Moko artist Hirini Kātene says he has suffered discrimination because of his mataora
Māori are taking up facial moko in staggering numbers but, with this resurgence, comes difficulties.
Hirini Kātene has spent the past 13 years applying moko to many Māori. Two years ago, he felt compelled to get his mataora done. It's something he’s proud of.
“I do moko, I'm a practitioner, kai tā. I thought that it was only right for me to wear it first before I was to give it out to our people,” he said.
Although he says his experience of wearing mataora has been positive, there is a cost that he and others pay - the constant stares and discrimination in public spaces.
He cites visiting bars in the Auckland CBD, where he has been denied entry. He says the reason is hidden behind other reasons for him being denied entry.
“They've just said 'oh you can't come in because you don't have a shirt on or a clean shirt on.' Yet you have a look and there are people already in there with the same kind of clothes on.”
Earlier this month a Christchurch man who proudly wears his mataora was denied entry to a local bar. He recorded the confrontation he had with security and they can be heard saying “we have a policy, we don’t let people in with intimidating tattoos."
These experiences compelled Rangimiria Ihakara to make a petition calling for changes to the Human Rights Act to include the moko as a ground to prohibit discrimination.

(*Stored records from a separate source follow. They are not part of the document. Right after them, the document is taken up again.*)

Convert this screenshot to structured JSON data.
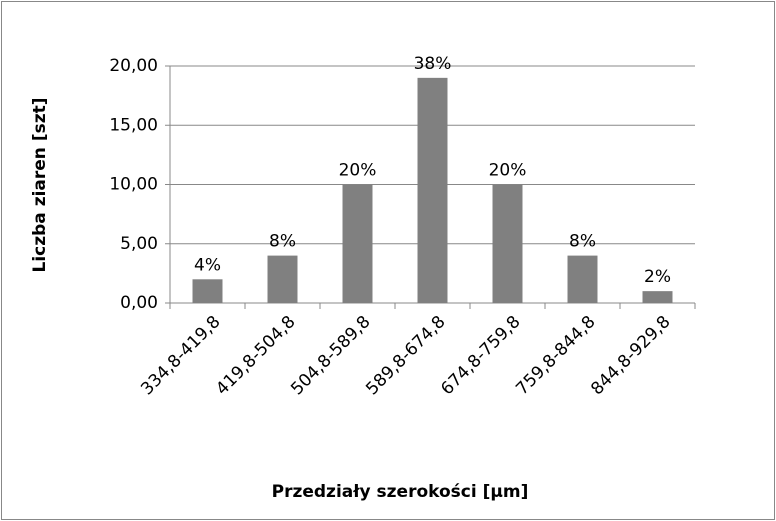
{
  "chart_data": {
    "type": "bar",
    "x_label": "Przedziały szerokości  [µm]",
    "y_label": "Liczba ziaren  [szt]",
    "categories": [
      "334,8-419,8",
      "419,8-504,8",
      "504,8-589,8",
      "589,8-674,8",
      "674,8-759,8",
      "759,8-844,8",
      "844,8-929,8"
    ],
    "values": [
      2,
      4,
      10,
      19,
      10,
      4,
      1
    ],
    "annotations": [
      "4%",
      "8%",
      "20%",
      "38%",
      "20%",
      "8%",
      "2%"
    ],
    "color": "#808080",
    "ylim": [
      0,
      20
    ],
    "yticks": [
      {
        "value": 0,
        "label": "0,00"
      },
      {
        "value": 5,
        "label": "5,00"
      },
      {
        "value": 10,
        "label": "10,00"
      },
      {
        "value": 15,
        "label": "15,00"
      },
      {
        "value": 20,
        "label": "20,00"
      }
    ],
    "grid": true
  }
}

“Ngā kupu pera ki te moko kauae, mataora era kupu. (Words like moko kauae, mataora) to be put into the Human Rights Act so we no longer have to stand up for our rights when we're denied access in public.”

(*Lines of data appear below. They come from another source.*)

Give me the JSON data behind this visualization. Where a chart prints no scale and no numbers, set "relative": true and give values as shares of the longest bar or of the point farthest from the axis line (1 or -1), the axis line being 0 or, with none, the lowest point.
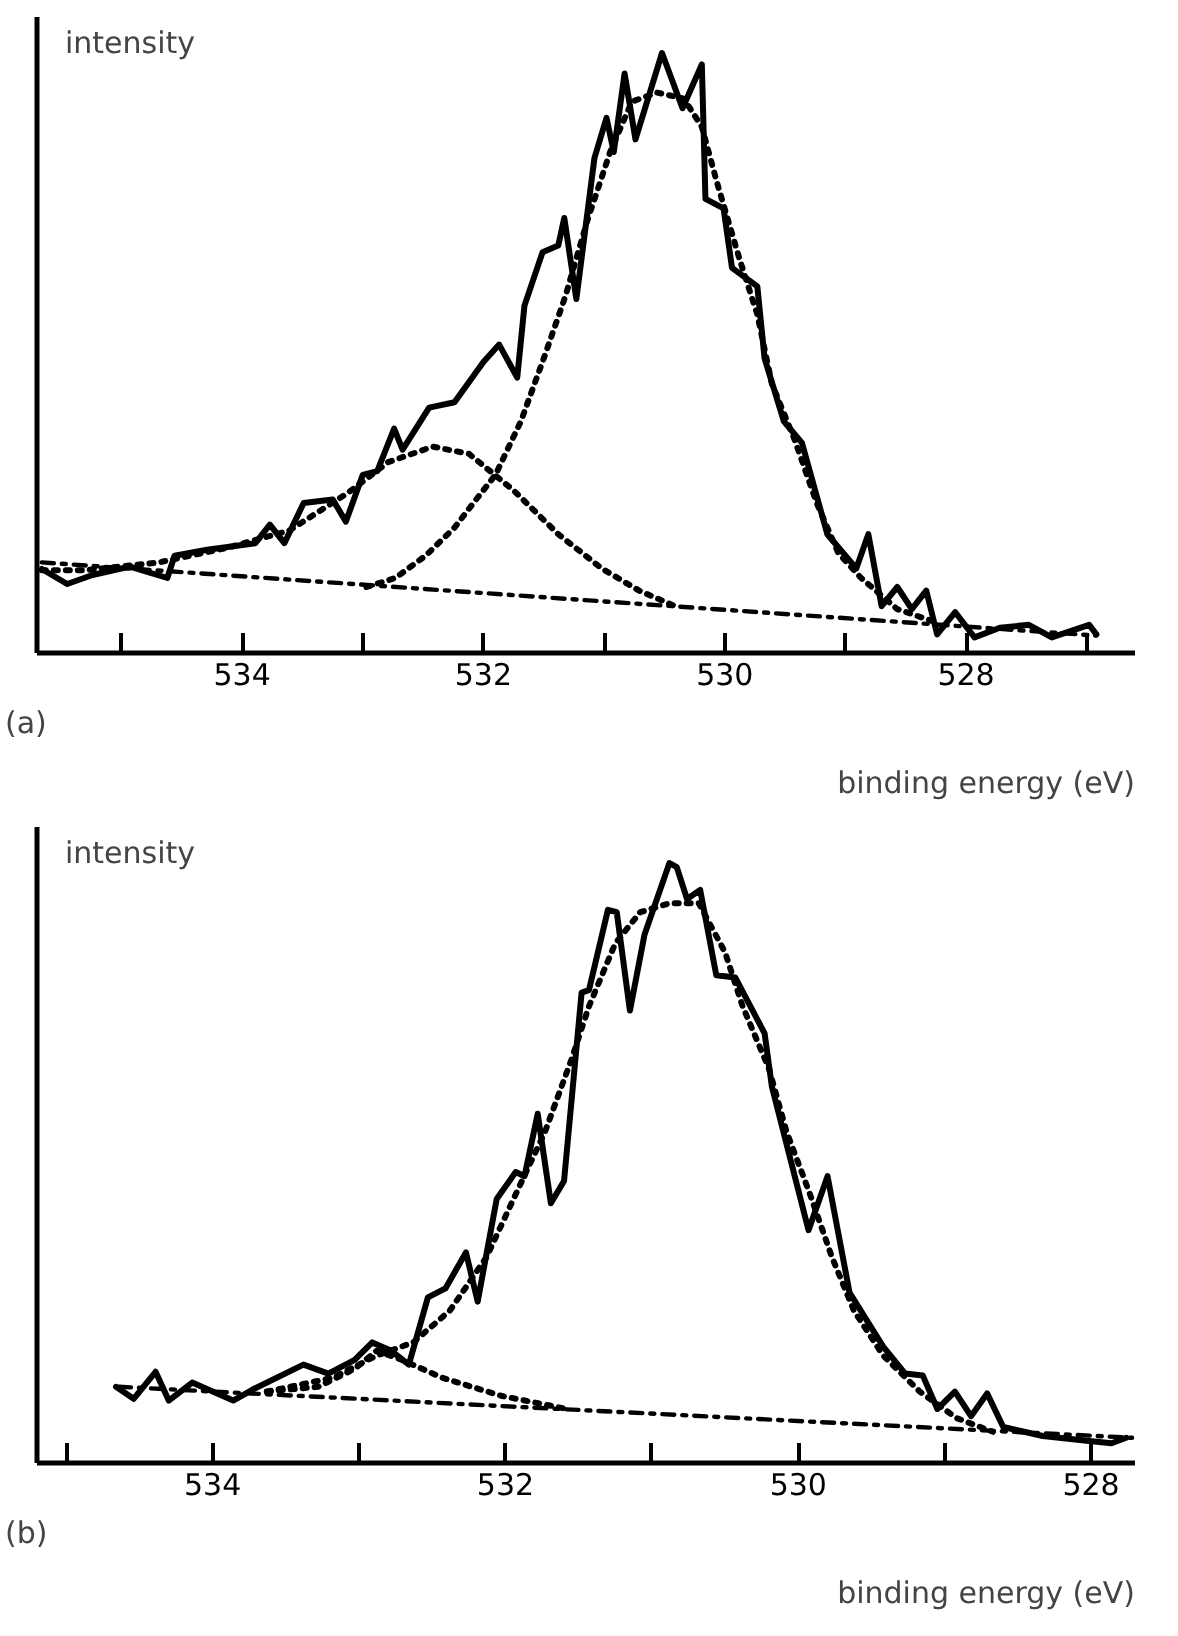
{
  "chart_data": [
    {
      "type": "line",
      "relative": true,
      "ylabel": "intensity",
      "xlabel": "binding energy (eV)",
      "annotations": [
        "(a)"
      ],
      "tick_labels": "x",
      "grid": false,
      "xlim": [
        535.7,
        526.6
      ],
      "xticks": [
        {
          "value": 535,
          "label": null
        },
        534,
        {
          "value": 533,
          "label": null
        },
        532,
        {
          "value": 531,
          "label": null
        },
        530,
        {
          "value": 529,
          "label": null
        },
        528,
        {
          "value": 527,
          "label": null
        }
      ],
      "series": [
        {
          "color": "#000000",
          "line_style": "solid",
          "x": [
            535.66,
            535.45,
            535.24,
            534.93,
            534.62,
            534.56,
            534.29,
            533.89,
            533.77,
            533.65,
            533.49,
            533.25,
            533.14,
            533.0,
            532.88,
            532.74,
            532.67,
            532.45,
            532.24,
            532.0,
            531.87,
            531.72,
            531.66,
            531.51,
            531.38,
            531.33,
            531.23,
            531.08,
            530.98,
            530.92,
            530.83,
            530.74,
            530.52,
            530.35,
            530.19,
            530.16,
            530.01,
            529.94,
            529.73,
            529.67,
            529.51,
            529.36,
            529.15,
            528.91,
            528.81,
            528.7,
            528.57,
            528.45,
            528.33,
            528.24,
            528.09,
            527.93,
            527.72,
            527.48,
            527.29,
            526.98,
            526.92
          ],
          "values": [
            0.14,
            0.115,
            0.13,
            0.144,
            0.125,
            0.162,
            0.172,
            0.183,
            0.214,
            0.183,
            0.25,
            0.256,
            0.219,
            0.297,
            0.303,
            0.374,
            0.339,
            0.409,
            0.418,
            0.485,
            0.514,
            0.459,
            0.579,
            0.668,
            0.679,
            0.725,
            0.59,
            0.825,
            0.892,
            0.835,
            0.966,
            0.856,
            1.0,
            0.908,
            0.981,
            0.757,
            0.741,
            0.642,
            0.611,
            0.491,
            0.386,
            0.35,
            0.198,
            0.141,
            0.198,
            0.078,
            0.11,
            0.073,
            0.104,
            0.031,
            0.068,
            0.026,
            0.042,
            0.047,
            0.026,
            0.047,
            0.031
          ]
        },
        {
          "color": "#000000",
          "line_style": "dotted",
          "x": [
            535.66,
            535.3,
            534.69,
            534.13,
            533.61,
            533.13,
            532.79,
            532.42,
            532.12,
            531.75,
            531.38,
            531.02,
            530.71,
            530.41
          ],
          "values": [
            0.138,
            0.138,
            0.151,
            0.175,
            0.204,
            0.266,
            0.318,
            0.344,
            0.332,
            0.271,
            0.198,
            0.141,
            0.104,
            0.078
          ]
        },
        {
          "color": "#000000",
          "line_style": "dotted",
          "x": [
            532.97,
            532.73,
            532.48,
            532.24,
            532.06,
            531.9,
            531.69,
            531.5,
            531.32,
            531.14,
            530.95,
            530.77,
            530.56,
            530.34,
            530.19,
            530.07,
            529.88,
            529.73,
            529.61,
            529.42,
            529.24,
            529.06,
            528.87,
            528.57,
            528.26
          ],
          "values": [
            0.11,
            0.125,
            0.162,
            0.209,
            0.256,
            0.297,
            0.386,
            0.491,
            0.595,
            0.72,
            0.835,
            0.919,
            0.934,
            0.924,
            0.877,
            0.788,
            0.658,
            0.564,
            0.449,
            0.355,
            0.251,
            0.167,
            0.125,
            0.073,
            0.052
          ]
        },
        {
          "color": "#000000",
          "line_style": "dashdot",
          "x": [
            535.66,
            526.92
          ],
          "values": [
            0.151,
            0.029
          ]
        }
      ]
    },
    {
      "type": "line",
      "relative": true,
      "ylabel": "intensity",
      "xlabel": "binding energy (eV)",
      "annotations": [
        "(b)"
      ],
      "tick_labels": "x",
      "grid": false,
      "xlim": [
        535.2,
        527.7
      ],
      "xticks": [
        {
          "value": 535,
          "label": null
        },
        534,
        {
          "value": 533,
          "label": null
        },
        532,
        {
          "value": 531,
          "label": null
        },
        530,
        {
          "value": 529,
          "label": null
        },
        528
      ],
      "series": [
        {
          "color": "#000000",
          "line_style": "solid",
          "x": [
            534.66,
            534.54,
            534.39,
            534.3,
            534.14,
            533.86,
            533.73,
            533.38,
            533.21,
            533.03,
            532.91,
            532.78,
            532.66,
            532.53,
            532.41,
            532.27,
            532.19,
            532.06,
            531.93,
            531.87,
            531.78,
            531.69,
            531.6,
            531.48,
            531.43,
            531.3,
            531.24,
            531.15,
            531.05,
            530.88,
            530.83,
            530.76,
            530.67,
            530.56,
            530.43,
            530.23,
            530.18,
            529.93,
            529.8,
            529.65,
            529.42,
            529.27,
            529.15,
            529.05,
            528.93,
            528.82,
            528.71,
            528.6,
            528.33,
            528.03,
            527.86,
            527.76
          ],
          "values": [
            0.127,
            0.107,
            0.152,
            0.104,
            0.134,
            0.104,
            0.122,
            0.164,
            0.149,
            0.172,
            0.201,
            0.187,
            0.164,
            0.276,
            0.291,
            0.351,
            0.269,
            0.44,
            0.485,
            0.478,
            0.582,
            0.433,
            0.47,
            0.784,
            0.788,
            0.922,
            0.918,
            0.754,
            0.881,
            1.0,
            0.993,
            0.94,
            0.955,
            0.813,
            0.809,
            0.716,
            0.627,
            0.388,
            0.478,
            0.284,
            0.194,
            0.149,
            0.146,
            0.09,
            0.119,
            0.078,
            0.116,
            0.06,
            0.045,
            0.037,
            0.033,
            0.042
          ]
        },
        {
          "color": "#000000",
          "line_style": "dotted",
          "x": [
            533.63,
            533.28,
            533.03,
            532.88,
            532.71,
            532.43,
            532.03,
            531.58
          ],
          "values": [
            0.119,
            0.127,
            0.157,
            0.187,
            0.172,
            0.142,
            0.112,
            0.09
          ]
        },
        {
          "color": "#000000",
          "line_style": "dotted",
          "x": [
            533.63,
            533.18,
            532.88,
            532.63,
            532.38,
            532.13,
            531.93,
            531.73,
            531.55,
            531.43,
            531.25,
            531.08,
            530.88,
            530.68,
            530.5,
            530.38,
            530.2,
            530.08,
            529.92,
            529.77,
            529.62,
            529.42,
            529.17,
            528.92,
            528.67
          ],
          "values": [
            0.119,
            0.142,
            0.179,
            0.201,
            0.254,
            0.343,
            0.448,
            0.552,
            0.672,
            0.761,
            0.866,
            0.918,
            0.933,
            0.933,
            0.851,
            0.761,
            0.657,
            0.552,
            0.448,
            0.343,
            0.254,
            0.179,
            0.119,
            0.075,
            0.052
          ]
        },
        {
          "color": "#000000",
          "line_style": "dashdot",
          "x": [
            534.64,
            527.72
          ],
          "values": [
            0.127,
            0.042
          ]
        }
      ]
    }
  ]
}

At the time of publication, 6,954 people have signed the online petition, just short of her goal of 7,000.
Section 21 of the Human Rights Act outlines the prohibited grounds of discrimination. They include sex, religious belief, colour, race, ethnic or national origin, disability, age, political opinion, employment status, family status and sexual orientation to discriminate people on the grounds of ethnicity, religion and gender.
Hirini remains hopeful discrimination will disappear for people like him who wear mataora or moko kauae.
“Just open the doors for us. We are only bringing you guys business as well. It's got nothing to do with what is on our faces”
Ihakara aims to present the petition to the Human Rights Commission next month.